AWS Certified Solutions Architect Associate SAA-C03 Practice Question
A company is containerizing an internal API that normally runs at low traffic but occasionally experiences unpredictable, short-lived traffic spikes. The operations team does not want to manage or patch any Amazon EC2 instances and seeks the most cost-efficient compute option.
Which solution meets these requirements?
Deploy the application on Amazon Elastic Kubernetes Service (EKS) with self-managed EC2 worker nodes purchased as Reserved Instances.
Deploy the application on Amazon ECS using the AWS Fargate launch type.
Run the containers on an Amazon EC2 Auto Scaling group using On-Demand Instances.
Deploy the application on Amazon Elastic Container Service (ECS) using EC2 Spot Instances.

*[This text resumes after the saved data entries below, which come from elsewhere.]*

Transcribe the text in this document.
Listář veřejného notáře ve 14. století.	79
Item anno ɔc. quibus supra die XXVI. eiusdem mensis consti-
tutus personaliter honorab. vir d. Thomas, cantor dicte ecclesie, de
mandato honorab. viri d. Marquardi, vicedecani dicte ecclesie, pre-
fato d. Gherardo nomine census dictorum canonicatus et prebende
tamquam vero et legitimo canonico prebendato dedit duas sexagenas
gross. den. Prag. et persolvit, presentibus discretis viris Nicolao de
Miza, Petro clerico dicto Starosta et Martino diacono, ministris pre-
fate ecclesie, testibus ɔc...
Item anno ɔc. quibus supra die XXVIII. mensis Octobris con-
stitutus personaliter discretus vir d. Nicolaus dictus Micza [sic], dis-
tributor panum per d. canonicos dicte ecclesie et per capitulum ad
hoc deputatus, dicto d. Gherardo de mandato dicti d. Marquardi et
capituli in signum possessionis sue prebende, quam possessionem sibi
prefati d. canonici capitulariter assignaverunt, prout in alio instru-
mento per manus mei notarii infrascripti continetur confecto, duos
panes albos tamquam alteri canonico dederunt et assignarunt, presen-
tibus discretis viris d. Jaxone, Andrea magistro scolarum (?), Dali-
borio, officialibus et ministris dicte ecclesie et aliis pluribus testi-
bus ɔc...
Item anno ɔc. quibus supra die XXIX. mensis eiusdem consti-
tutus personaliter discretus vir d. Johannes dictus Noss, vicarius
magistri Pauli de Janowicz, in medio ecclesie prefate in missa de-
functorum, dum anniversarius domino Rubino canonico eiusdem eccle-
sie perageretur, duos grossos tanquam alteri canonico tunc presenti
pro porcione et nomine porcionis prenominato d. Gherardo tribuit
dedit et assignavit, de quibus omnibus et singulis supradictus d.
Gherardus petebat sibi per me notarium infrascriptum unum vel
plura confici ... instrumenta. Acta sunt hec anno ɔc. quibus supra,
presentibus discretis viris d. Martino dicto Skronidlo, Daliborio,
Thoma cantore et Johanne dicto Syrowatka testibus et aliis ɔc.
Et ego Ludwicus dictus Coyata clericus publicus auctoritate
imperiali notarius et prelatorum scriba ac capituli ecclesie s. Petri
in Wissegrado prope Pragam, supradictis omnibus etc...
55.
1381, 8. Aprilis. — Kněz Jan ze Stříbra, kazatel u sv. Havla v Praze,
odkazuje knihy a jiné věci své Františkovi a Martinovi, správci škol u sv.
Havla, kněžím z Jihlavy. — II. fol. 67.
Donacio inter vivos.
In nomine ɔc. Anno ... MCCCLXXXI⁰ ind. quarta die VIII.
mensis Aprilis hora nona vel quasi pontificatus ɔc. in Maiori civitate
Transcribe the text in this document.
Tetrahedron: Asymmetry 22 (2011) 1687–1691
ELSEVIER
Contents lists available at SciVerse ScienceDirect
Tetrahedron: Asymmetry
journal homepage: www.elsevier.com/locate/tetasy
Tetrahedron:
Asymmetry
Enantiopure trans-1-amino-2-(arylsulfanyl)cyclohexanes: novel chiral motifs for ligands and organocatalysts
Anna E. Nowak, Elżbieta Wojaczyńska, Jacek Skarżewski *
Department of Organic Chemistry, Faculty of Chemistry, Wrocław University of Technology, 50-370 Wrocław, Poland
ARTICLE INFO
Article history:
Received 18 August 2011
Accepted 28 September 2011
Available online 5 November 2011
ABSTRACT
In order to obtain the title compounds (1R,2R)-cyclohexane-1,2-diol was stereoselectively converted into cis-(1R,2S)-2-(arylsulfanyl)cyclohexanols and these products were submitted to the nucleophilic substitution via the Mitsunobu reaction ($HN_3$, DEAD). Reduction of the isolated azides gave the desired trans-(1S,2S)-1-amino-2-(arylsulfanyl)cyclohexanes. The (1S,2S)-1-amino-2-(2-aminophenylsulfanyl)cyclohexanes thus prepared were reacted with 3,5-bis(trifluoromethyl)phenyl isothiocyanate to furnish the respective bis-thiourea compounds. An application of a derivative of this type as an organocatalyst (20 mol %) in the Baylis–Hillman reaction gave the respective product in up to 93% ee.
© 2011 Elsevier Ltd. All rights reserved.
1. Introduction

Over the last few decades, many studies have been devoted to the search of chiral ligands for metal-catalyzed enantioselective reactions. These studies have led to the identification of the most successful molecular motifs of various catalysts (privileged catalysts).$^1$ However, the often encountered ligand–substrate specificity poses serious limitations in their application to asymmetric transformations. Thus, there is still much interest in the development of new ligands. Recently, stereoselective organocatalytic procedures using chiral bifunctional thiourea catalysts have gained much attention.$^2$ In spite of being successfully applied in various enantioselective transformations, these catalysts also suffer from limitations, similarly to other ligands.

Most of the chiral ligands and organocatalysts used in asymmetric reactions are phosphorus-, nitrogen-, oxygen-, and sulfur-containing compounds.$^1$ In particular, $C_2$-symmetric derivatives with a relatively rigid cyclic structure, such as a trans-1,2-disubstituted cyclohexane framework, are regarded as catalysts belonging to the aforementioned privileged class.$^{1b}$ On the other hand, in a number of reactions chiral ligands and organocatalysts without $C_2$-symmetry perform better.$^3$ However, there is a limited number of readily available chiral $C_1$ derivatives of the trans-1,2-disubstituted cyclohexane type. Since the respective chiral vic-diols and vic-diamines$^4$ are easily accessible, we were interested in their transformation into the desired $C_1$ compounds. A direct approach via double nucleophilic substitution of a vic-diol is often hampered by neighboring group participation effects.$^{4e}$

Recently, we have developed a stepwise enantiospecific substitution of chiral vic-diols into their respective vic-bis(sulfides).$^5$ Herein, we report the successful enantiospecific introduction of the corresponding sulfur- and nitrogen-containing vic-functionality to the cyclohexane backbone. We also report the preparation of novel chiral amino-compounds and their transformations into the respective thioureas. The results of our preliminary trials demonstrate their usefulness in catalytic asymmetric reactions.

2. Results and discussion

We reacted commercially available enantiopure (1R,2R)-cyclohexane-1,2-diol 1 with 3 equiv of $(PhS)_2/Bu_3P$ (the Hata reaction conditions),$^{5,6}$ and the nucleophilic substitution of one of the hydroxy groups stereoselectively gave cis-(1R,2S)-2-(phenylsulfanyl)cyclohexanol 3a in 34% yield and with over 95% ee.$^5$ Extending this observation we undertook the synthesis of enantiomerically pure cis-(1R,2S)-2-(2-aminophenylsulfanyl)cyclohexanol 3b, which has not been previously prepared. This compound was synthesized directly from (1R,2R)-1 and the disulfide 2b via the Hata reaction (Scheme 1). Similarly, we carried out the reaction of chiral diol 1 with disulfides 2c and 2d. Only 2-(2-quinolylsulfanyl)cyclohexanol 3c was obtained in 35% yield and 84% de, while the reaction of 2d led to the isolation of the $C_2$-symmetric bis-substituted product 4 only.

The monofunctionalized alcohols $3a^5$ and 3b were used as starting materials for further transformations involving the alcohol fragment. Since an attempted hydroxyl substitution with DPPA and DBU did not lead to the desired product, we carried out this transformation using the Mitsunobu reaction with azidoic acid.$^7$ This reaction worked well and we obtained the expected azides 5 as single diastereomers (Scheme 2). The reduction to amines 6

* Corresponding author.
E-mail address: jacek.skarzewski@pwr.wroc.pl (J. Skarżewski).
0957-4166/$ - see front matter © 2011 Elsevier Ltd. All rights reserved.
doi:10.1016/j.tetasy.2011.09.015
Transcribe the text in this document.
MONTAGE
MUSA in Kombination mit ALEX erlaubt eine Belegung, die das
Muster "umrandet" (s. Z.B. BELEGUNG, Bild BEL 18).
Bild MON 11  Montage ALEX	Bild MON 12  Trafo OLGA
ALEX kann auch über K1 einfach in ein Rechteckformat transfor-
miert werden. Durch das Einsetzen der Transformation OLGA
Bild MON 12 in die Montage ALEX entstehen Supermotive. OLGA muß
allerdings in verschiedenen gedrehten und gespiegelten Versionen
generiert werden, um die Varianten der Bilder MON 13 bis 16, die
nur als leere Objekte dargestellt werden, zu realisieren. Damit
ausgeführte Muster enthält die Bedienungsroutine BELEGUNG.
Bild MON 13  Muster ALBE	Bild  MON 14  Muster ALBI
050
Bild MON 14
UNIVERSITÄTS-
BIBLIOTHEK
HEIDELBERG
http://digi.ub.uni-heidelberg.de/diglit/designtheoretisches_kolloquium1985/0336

With AWS Fargate you specify only the vCPU and memory each task needs and are billed per-second for those resources. There are no EC2 instances to manage, so you avoid paying for idle cluster capacity. This makes AWS Fargate the most cost-effective choice for highly variable, bursty container workloads. EC2-based options (whether On-Demand, Spot, or Reserved) require running EC2 instances that may sit idle between spikes, while EKS on self-managed nodes has similar instance costs and management overhead.